2.6 NEW LEGAL PORTALS AND INFORMATION SERVICES
Advertising law firm The Simpkins Partnership has launched the Virtual Advertising Lawyer, a web-based guide to advertising and marketing law. In September Osborne Clarke launched a similar service called MarketingLaw.
http://www.simkins.com/val
http://www.marketinglaw.co.uk
Cybersettle, which describes itself as "the world's first independent online claim resolution system" has launched a Version 2.0 upgrade to its service. The enhanced system includes a simplified user interface, a redesigned web site and an expanded transaction area. Cybersettle provides insurance companies, lawyers and claimants with 24/7 access to a secure, real-time settlement system. Participants submit three settlement offers via a confidential web site; if an offer and demand are within an agreed range - usually 30 percent or US$5000 - the claim is instantly settled for the median amount. Cybersettle say that since the service's introduction in August 1998 it has processed more than 3,800 claims worth over US$20 million in settlements.

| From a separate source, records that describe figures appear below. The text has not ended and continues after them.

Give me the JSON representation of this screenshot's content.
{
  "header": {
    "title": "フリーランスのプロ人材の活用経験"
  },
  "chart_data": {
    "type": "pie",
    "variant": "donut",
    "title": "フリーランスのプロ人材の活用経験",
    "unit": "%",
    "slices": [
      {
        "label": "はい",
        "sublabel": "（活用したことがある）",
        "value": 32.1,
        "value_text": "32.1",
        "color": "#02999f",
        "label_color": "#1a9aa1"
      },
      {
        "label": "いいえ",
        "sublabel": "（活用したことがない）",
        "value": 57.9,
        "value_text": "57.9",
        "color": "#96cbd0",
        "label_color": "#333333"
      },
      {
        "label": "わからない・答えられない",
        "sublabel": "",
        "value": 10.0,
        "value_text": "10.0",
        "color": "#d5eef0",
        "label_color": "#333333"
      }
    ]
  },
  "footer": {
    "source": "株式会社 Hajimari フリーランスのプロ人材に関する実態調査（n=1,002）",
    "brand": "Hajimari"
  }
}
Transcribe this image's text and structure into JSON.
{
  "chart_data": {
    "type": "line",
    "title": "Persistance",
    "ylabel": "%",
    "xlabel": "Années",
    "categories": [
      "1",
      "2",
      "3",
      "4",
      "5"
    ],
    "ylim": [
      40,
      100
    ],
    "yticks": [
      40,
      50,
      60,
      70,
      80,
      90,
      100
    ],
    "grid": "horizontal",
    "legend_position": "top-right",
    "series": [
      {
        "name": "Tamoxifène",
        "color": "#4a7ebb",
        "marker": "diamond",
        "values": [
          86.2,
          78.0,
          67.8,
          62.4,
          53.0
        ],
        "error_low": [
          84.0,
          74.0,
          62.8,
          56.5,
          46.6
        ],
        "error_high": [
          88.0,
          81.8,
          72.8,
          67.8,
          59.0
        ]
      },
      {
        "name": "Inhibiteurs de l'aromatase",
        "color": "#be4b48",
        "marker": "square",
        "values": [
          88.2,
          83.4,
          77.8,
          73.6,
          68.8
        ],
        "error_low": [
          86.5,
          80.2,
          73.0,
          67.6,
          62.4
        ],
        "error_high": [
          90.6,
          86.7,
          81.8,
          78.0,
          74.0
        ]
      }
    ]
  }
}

http://www.cybersettle.com
City of London law firm Simmons & Simmons has jumped head first into the digital ocean to became the first solicitors' practice in the UK to operate as a free ISP. The new business arm - ELEXICA - provides all the Internet access services normally associated with ISPs but has been given a novel slant to make it appeal to inhouse lawyers and law students, by giving them access to parts of the firm's know-how, including articles, client checklists, research papers and an online discussion forum.